8. Castellina in Chianti

For those who want to experience the Chianti Classico wine country in a village setting that retains real local life rather than existing primarily for tourists, Castellina is the answer. It sits at the heart of the Chianti Classico zone between Florence and Siena, surrounded by some of the most celebrated vineyards in Italy. The village has a covered medieval walkway — the Via delle Volte — that runs along the inside of the old town walls, and the surrounding countryside offers endless cycling and hiking through vineyards and olive groves. It is a place to use as a base for several days rather than a quick stop, and the quality of the local food and wine justifies the approach entirely.


Tips for visiting Tuscany’s villages: Late April through early June and September through October offer the best combination of pleasant weather, manageable crowds, and stunning light.

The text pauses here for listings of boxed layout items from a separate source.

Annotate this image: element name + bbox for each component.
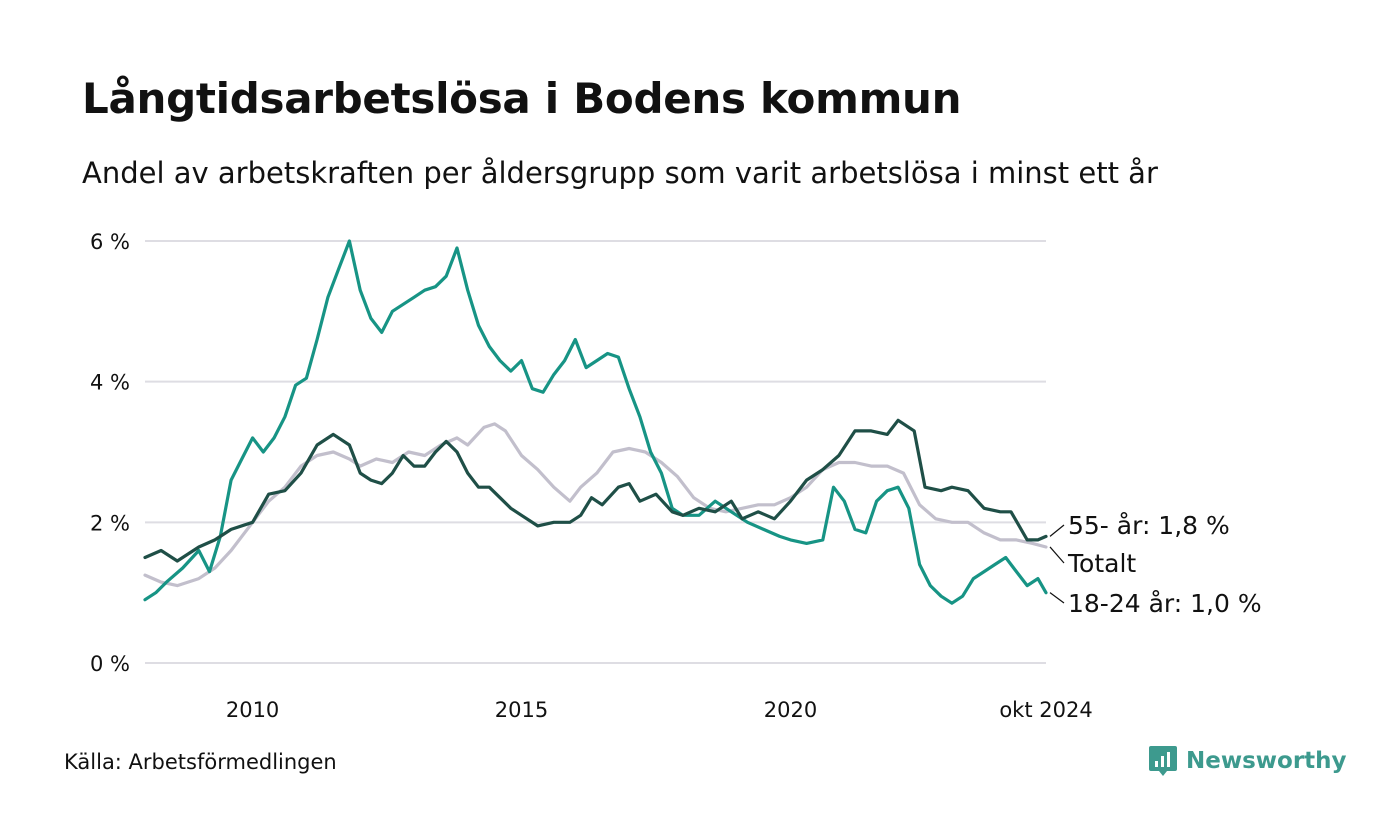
series-end-label: 55- år: 1,8 %	[1068, 511, 1230, 540]
x-tick-label: 2015	[495, 698, 548, 722]
y-tick-label: 0 %	[90, 652, 130, 676]
gridlines	[145, 240, 1046, 664]
series-line	[143, 239, 1048, 605]
brand-name: Newsworthy	[1186, 748, 1347, 774]
label-leader-line	[1049, 546, 1065, 564]
y-tick-label: 4 %	[90, 371, 130, 395]
source-note: Källa: Arbetsförmedlingen	[64, 750, 337, 774]
chart-title: Långtidsarbetslösa i Bodens kommun	[82, 74, 962, 123]
label-leader-line	[1049, 592, 1065, 604]
series-lines	[143, 239, 1048, 605]
label-leader-line	[1049, 524, 1065, 537]
series-line	[143, 418, 1048, 563]
series-end-labels: 55- år: 1,8 % Totalt 18-24 år: 1,0 %	[1049, 511, 1262, 618]
series-end-label: 18-24 år: 1,0 %	[1068, 589, 1262, 618]
y-tick-label: 2 %	[90, 511, 130, 535]
x-axis-ticks: 2010 2015 2020 okt 2024	[226, 698, 1093, 722]
x-tick-label: 2020	[764, 698, 817, 722]
y-tick-label: 6 %	[90, 230, 130, 254]
newsworthy-logo-icon	[1149, 746, 1177, 776]
x-tick-label: 2010	[226, 698, 279, 722]
series-line	[143, 422, 1048, 588]
brand-logo[interactable]: Newsworthy	[1148, 744, 1347, 778]
y-axis-ticks: 0 % 2 % 4 % 6 %	[90, 230, 130, 676]
series-end-label: Totalt	[1067, 549, 1136, 578]
x-tick-label: okt 2024	[999, 698, 1092, 722]
chart-subtitle: Andel av arbetskraften per åldersgrupp s…	[82, 156, 1158, 190]
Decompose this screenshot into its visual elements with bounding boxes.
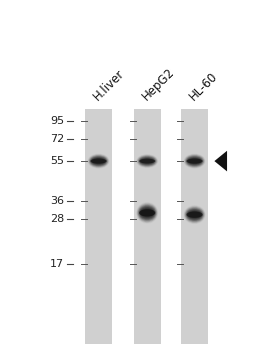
Ellipse shape: [184, 206, 205, 223]
Ellipse shape: [138, 155, 157, 167]
Text: H.liver: H.liver: [91, 67, 127, 103]
Ellipse shape: [91, 157, 106, 165]
Ellipse shape: [187, 157, 202, 165]
Ellipse shape: [185, 155, 204, 167]
Ellipse shape: [92, 158, 105, 164]
Ellipse shape: [137, 203, 157, 222]
Ellipse shape: [188, 158, 201, 164]
Ellipse shape: [91, 157, 106, 165]
Ellipse shape: [140, 157, 155, 165]
Ellipse shape: [188, 159, 201, 164]
Ellipse shape: [89, 155, 108, 167]
Ellipse shape: [185, 156, 204, 167]
Ellipse shape: [186, 156, 203, 166]
Ellipse shape: [139, 206, 155, 219]
Ellipse shape: [89, 156, 108, 167]
Text: 55: 55: [50, 156, 64, 166]
Ellipse shape: [188, 211, 201, 218]
Ellipse shape: [186, 156, 203, 166]
Text: 95: 95: [50, 116, 64, 126]
Ellipse shape: [138, 204, 157, 222]
Ellipse shape: [139, 209, 155, 216]
Ellipse shape: [184, 154, 205, 168]
Text: HepG2: HepG2: [139, 66, 177, 103]
Ellipse shape: [186, 209, 203, 220]
Ellipse shape: [185, 208, 204, 222]
Ellipse shape: [137, 203, 158, 223]
Ellipse shape: [90, 156, 107, 166]
Ellipse shape: [138, 156, 156, 166]
Text: 17: 17: [50, 259, 64, 269]
Ellipse shape: [185, 207, 204, 222]
Ellipse shape: [187, 157, 202, 165]
Text: 28: 28: [50, 214, 64, 224]
Ellipse shape: [141, 159, 153, 164]
Ellipse shape: [140, 207, 155, 219]
Ellipse shape: [137, 155, 157, 167]
Ellipse shape: [140, 158, 154, 164]
Ellipse shape: [188, 211, 201, 218]
Text: 36: 36: [50, 196, 64, 206]
Ellipse shape: [88, 154, 109, 168]
Ellipse shape: [186, 211, 203, 218]
Ellipse shape: [141, 209, 154, 217]
Ellipse shape: [92, 159, 105, 164]
Ellipse shape: [141, 158, 154, 164]
Ellipse shape: [186, 209, 203, 221]
Ellipse shape: [140, 208, 154, 218]
Ellipse shape: [187, 210, 202, 219]
Bar: [134, 109, 161, 344]
Text: HL-60: HL-60: [187, 70, 220, 103]
Ellipse shape: [185, 155, 205, 168]
Bar: [181, 109, 208, 344]
Ellipse shape: [139, 159, 155, 164]
Ellipse shape: [138, 206, 156, 220]
Polygon shape: [215, 151, 227, 172]
Ellipse shape: [185, 206, 205, 223]
Ellipse shape: [91, 159, 106, 164]
Ellipse shape: [139, 157, 155, 165]
Ellipse shape: [186, 159, 203, 164]
Ellipse shape: [138, 156, 156, 166]
Ellipse shape: [138, 205, 156, 221]
Bar: [85, 109, 112, 344]
Text: 72: 72: [50, 134, 64, 144]
Ellipse shape: [89, 155, 109, 168]
Ellipse shape: [187, 210, 202, 220]
Ellipse shape: [90, 156, 107, 166]
Ellipse shape: [137, 155, 158, 168]
Ellipse shape: [141, 209, 153, 216]
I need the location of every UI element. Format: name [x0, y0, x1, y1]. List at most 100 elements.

A rental car is essentially mandatory for village-hopping — public transport connects the larger towns but leaves the smaller gems largely inaccessible. Many of these villages are small enough to explore fully on foot in an afternoon, making it entirely feasible to visit two or three in a single day if you plan your route carefully along the Via Francigena or through the Val d’Orcia.